At the end of the day you are right, you should only look at the performance and capabilities that you get, and that's true for any hardware. The specs can be a simple proxy for those benchmarks, though, and that's what's being lost in the back and forth here: we all agree that more performance is better, we are just using different methods to look up what that performance is. One of those methods (looking up core count) comes with the same caveats that looking up gigahertz and cache have: it only really works within a generation, within an architecture, and within a vendor.
All that said, in the enterprise space, core count does imply capability, regardless of actual performance, on the simple fact of isolation of cores across virtual machines. But that capability usually doesn't matter for consumers, and certainly not for gaming (except from a cloud gaming service provider standpoint). It really only matters to consumers when multitasking (such as gaming and doing something else at the same time) and where the context switch overhead is enough that the extra cores can bring more performance when a lower core part would otherwise be equal or surpass (more cores could also be useful for power saving with hybrid architectures, but that's a different topic).
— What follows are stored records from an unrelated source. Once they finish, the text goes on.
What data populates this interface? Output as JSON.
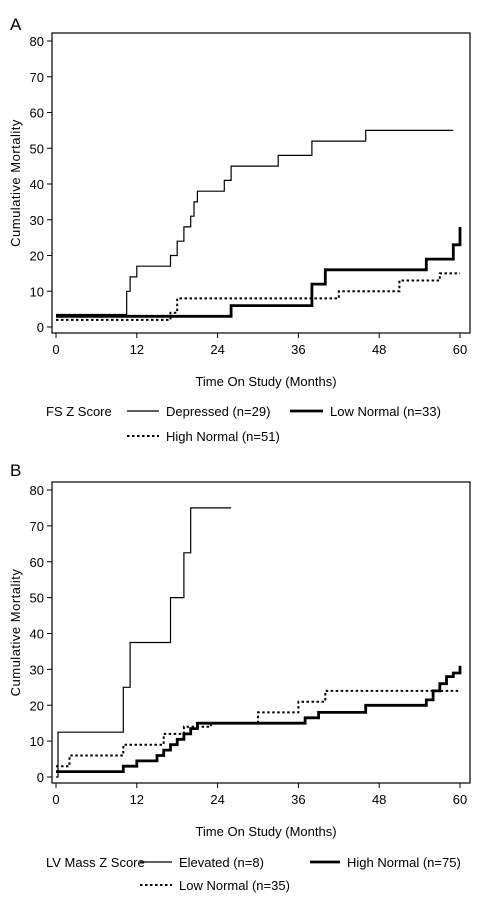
{
  "chart_data": [
    {
      "type": "line",
      "step": true,
      "panel_label": "A",
      "xlabel": "Time On Study (Months)",
      "ylabel": "Cumulative Mortality",
      "xlim": [
        0,
        60
      ],
      "ylim": [
        0,
        80
      ],
      "xticks": [
        "0",
        "12",
        "24",
        "36",
        "48",
        "60"
      ],
      "yticks": [
        "0",
        "10",
        "20",
        "30",
        "40",
        "50",
        "60",
        "70",
        "80"
      ],
      "grid": false,
      "legend": {
        "title": "FS Z Score",
        "placement": "bottom"
      },
      "series": [
        {
          "name": "Depressed (n=29)",
          "style": "thin-solid",
          "x": [
            0,
            10.3,
            10.5,
            11,
            12,
            16,
            17,
            18,
            19,
            20,
            20.5,
            21,
            24,
            25,
            26,
            33,
            38,
            46,
            59
          ],
          "y": [
            3.5,
            3.5,
            10,
            14,
            17,
            17,
            20,
            24,
            28,
            31,
            35,
            38,
            38,
            41,
            45,
            48,
            52,
            55,
            55
          ]
        },
        {
          "name": "Low Normal (n=33)",
          "style": "thick-solid",
          "x": [
            0,
            17,
            26,
            26.5,
            38,
            39,
            40,
            55,
            59,
            60
          ],
          "y": [
            3,
            3,
            6,
            6,
            12,
            12,
            16,
            19,
            23,
            28
          ]
        },
        {
          "name": "High Normal (n=51)",
          "style": "dotted",
          "x": [
            0,
            16,
            17,
            18,
            27,
            42,
            51,
            57,
            60
          ],
          "y": [
            2,
            2,
            4,
            8,
            8,
            10,
            13,
            15,
            15
          ]
        }
      ]
    },
    {
      "type": "line",
      "step": true,
      "panel_label": "B",
      "xlabel": "Time On Study (Months)",
      "ylabel": "Cumulative Mortality",
      "xlim": [
        0,
        60
      ],
      "ylim": [
        0,
        80
      ],
      "xticks": [
        "0",
        "12",
        "24",
        "36",
        "48",
        "60"
      ],
      "yticks": [
        "0",
        "10",
        "20",
        "30",
        "40",
        "50",
        "60",
        "70",
        "80"
      ],
      "grid": false,
      "legend": {
        "title": "LV Mass Z Score",
        "placement": "bottom"
      },
      "series": [
        {
          "name": "Elevated (n=8)",
          "style": "thin-solid",
          "x": [
            0,
            0.3,
            7,
            10,
            11,
            17,
            19,
            19.5,
            20,
            26
          ],
          "y": [
            0,
            12.5,
            12.5,
            25,
            37.5,
            50,
            62.5,
            62.5,
            75,
            75
          ]
        },
        {
          "name": "High Normal (n=75)",
          "style": "thick-solid",
          "x": [
            0,
            10,
            12,
            15,
            16,
            17,
            18,
            19,
            20,
            21,
            22,
            25,
            37,
            39,
            46,
            55,
            56,
            57,
            58,
            59,
            60
          ],
          "y": [
            1.5,
            3,
            4.5,
            6,
            7.5,
            9,
            10.5,
            12,
            13.5,
            15,
            15,
            15,
            16.5,
            18,
            20,
            21.5,
            24,
            26,
            28,
            29,
            31
          ]
        },
        {
          "name": "Low Normal (n=35)",
          "style": "dotted",
          "x": [
            0,
            2,
            5,
            10,
            12,
            16,
            19,
            23,
            30,
            36,
            40,
            55,
            60
          ],
          "y": [
            3,
            6,
            6,
            9,
            9,
            12,
            14,
            15,
            18,
            21,
            24,
            24,
            24
          ]
        }
      ]
    }
  ]
}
Surely the best way to define a CPU's comparative speed is by total instructions per second that can be processed?
If all instructions could be executed in the same amount of time, regardless of which CPU architecture they are running on, you would be correct. But they can't, not even within the same architecture, which means the workload matters. The workload controls the proportion of time you need to execute those longer running instructions versus shorter running ones. It isn't just about proportion, the order matters, too. Branching instructions (if..else) are very fast when the processor correctly predicts which branch it will execute (speculative execution), but when it is wrong it has to backtrack, and that takes extra cycles (speculative execution is how a lot of the recent vulnerabilities in CPUs happen, like Spectre and Metldown for Intel, and GoFetch for the Mac M-series in the memory fetch prediction algorithm).
For example, a 64 bit CPU can add two 64 bit numbers in constant time. That means that regardless of the values of those numbers, the addition takes the same amount of time. And by time, I mean clock cycles, which is where the gigahertz number becomes important in determining how fast a CPU is (keeping all else constant). Multiplication and division, on the other hand, takes many clock cycles, and division usually taking longer (which is why optimizing compilers will translate division into multiplication when they can).
You may hear about AI processors being capable of TOPs (trillions of operations per second), but it's important to note that this is usually at a given precision level, such as 4 bit or 8 bit numbers. They can't do nearly that many when the numbers being operated on are bigger, and this is because those numbers physically take up more space (a 64-bit wide register can only hold 64 bits, so while that register might be able to do 8 additions across 8 8-bit numbers at once, it can only do 2 additions across 2 32-bit numbers in that same time frame, giving a totally different rate of operations per second).
This also brings up the important point into what kinds of data and instructions we are talking about. Single instruction, single data instructions are quite different from SIMD (single instruction, multiple data). The former is the main way CPUs do their calculations, but when they need to operate on vectors of data (as if they were a mini-GPU), they can perform a single instruction (such as addition) across several pieces of data (such as 8 numbers that are each 8 bits in size) at once. But you only get a benefit from that if your application needs to do that kind of thing. So again, performance depends on the workload.
To make matters more complicated, the CPU can do more than one thing at once. Which things it can do at once are determined by its architecture, and how fast software runs can depend on how well that software was optimized for that CPU architecture.